In a Chapter 7 bankruptcy case, a court-appointed trustee seizes your assets and sells them to pay your debts. Federal and state laws exempt some assets, making that property safe from creditors no matter how much you owe. In Illinois, as in other states, federal law applies to the exemption of individual retirement accounts.
Illinois does not have a state-law provision for pensions or retirement savings accounts in bankruptcy. The law defaults to the federal guidelines, which exempts individual retirement accounts, or IRAs, of up to $1.095 million. This covers bankruptcy cases as well as garnishment orders that result from legal actions such as lawsuits.
In Illinois, there is no dollar limit on other types of tax-exempt, employer-sponsored pension plans, including a simplified employee pension or SEP, a 401(k), a profit-sharing plan or a SIMPLE plan. If you are in bankruptcy, you can exempt these accounts from trustees and debt collectors.
If you are married and each spouse holds an IRA, federal law exempts both retirement accounts.
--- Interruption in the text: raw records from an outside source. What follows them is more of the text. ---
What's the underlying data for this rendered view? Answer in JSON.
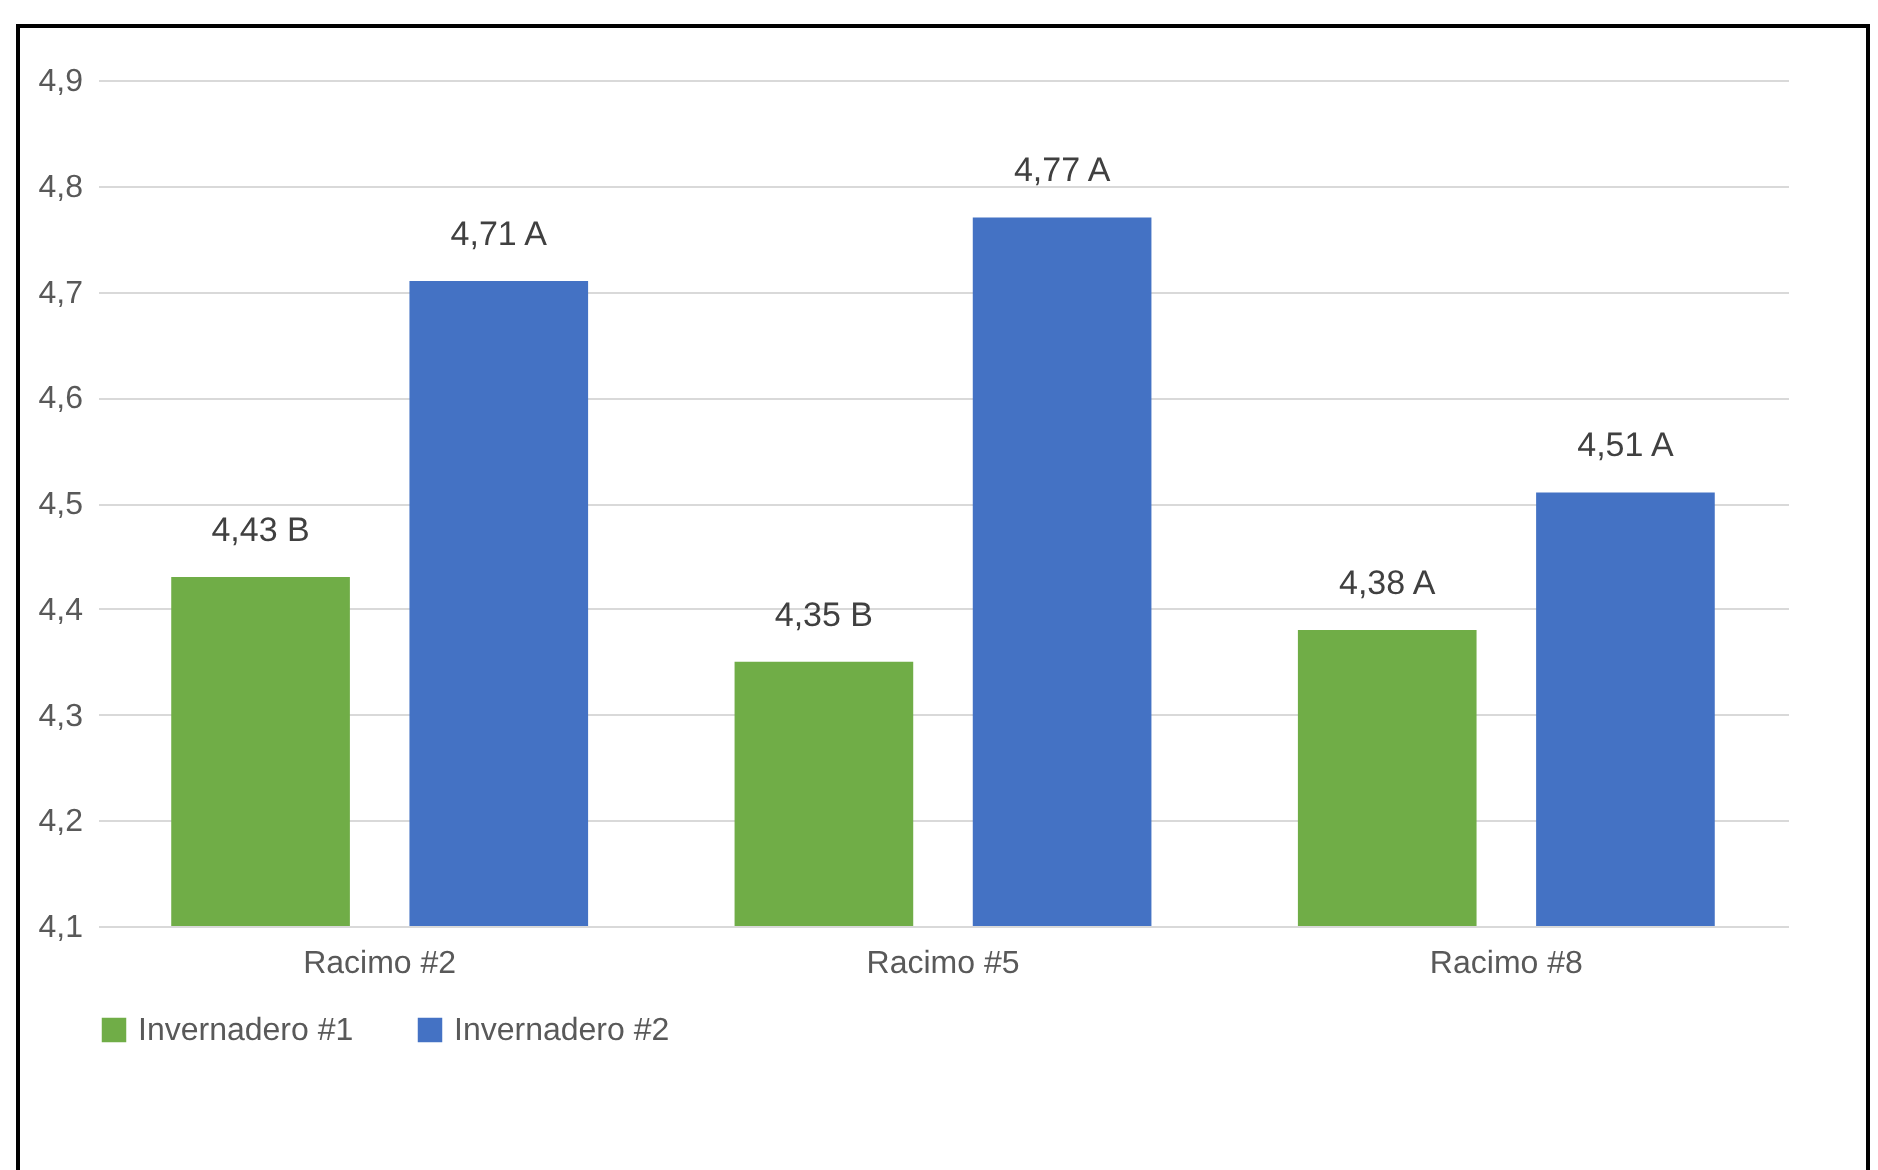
{
  "chart_data": {
    "type": "bar",
    "categories": [
      "Racimo #2",
      "Racimo #5",
      "Racimo #8"
    ],
    "series": [
      {
        "name": "Invernadero #1",
        "color": "#70ad47",
        "values": [
          4.43,
          4.35,
          4.38
        ],
        "value_labels": [
          "4,43 B",
          "4,35 B",
          "4,38 A"
        ]
      },
      {
        "name": "Invernadero #2",
        "color": "#4472c4",
        "values": [
          4.71,
          4.77,
          4.51
        ],
        "value_labels": [
          "4,71 A",
          "4,77 A",
          "4,51 A"
        ]
      }
    ],
    "ylim": [
      4.1,
      4.9
    ],
    "yticks": [
      {
        "value": 4.1,
        "label": "4,1"
      },
      {
        "value": 4.2,
        "label": "4,2"
      },
      {
        "value": 4.3,
        "label": "4,3"
      },
      {
        "value": 4.4,
        "label": "4,4"
      },
      {
        "value": 4.5,
        "label": "4,5"
      },
      {
        "value": 4.6,
        "label": "4,6"
      },
      {
        "value": 4.7,
        "label": "4,7"
      },
      {
        "value": 4.8,
        "label": "4,8"
      },
      {
        "value": 4.9,
        "label": "4,9"
      }
    ],
    "grid": "y",
    "legend": "bottom"
  }
}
The exemption extends to traditional IRAs, in which contributions are deductible up to a limited amount, and to Roth IRAs, where withdrawals rather than contributions are tax-free. In theory, you could also apply the Illinois $4,000 "wildcard" exemption to IRA assets, but since very few IRAs hold more than $1.095 million, this would rarely be useful.
The federal law governing IRA exemptions is found in U.S. Code 11 522(a)(C)(3). It covers "retirement funds to the extent that those funds are in a fund or account that is exempt from taxation under ... the Internal Revenue Code." This includes funds that are rolled over from one tax-exempt IRA to another, or rolled over from an employer-sponsored plan to an IRA.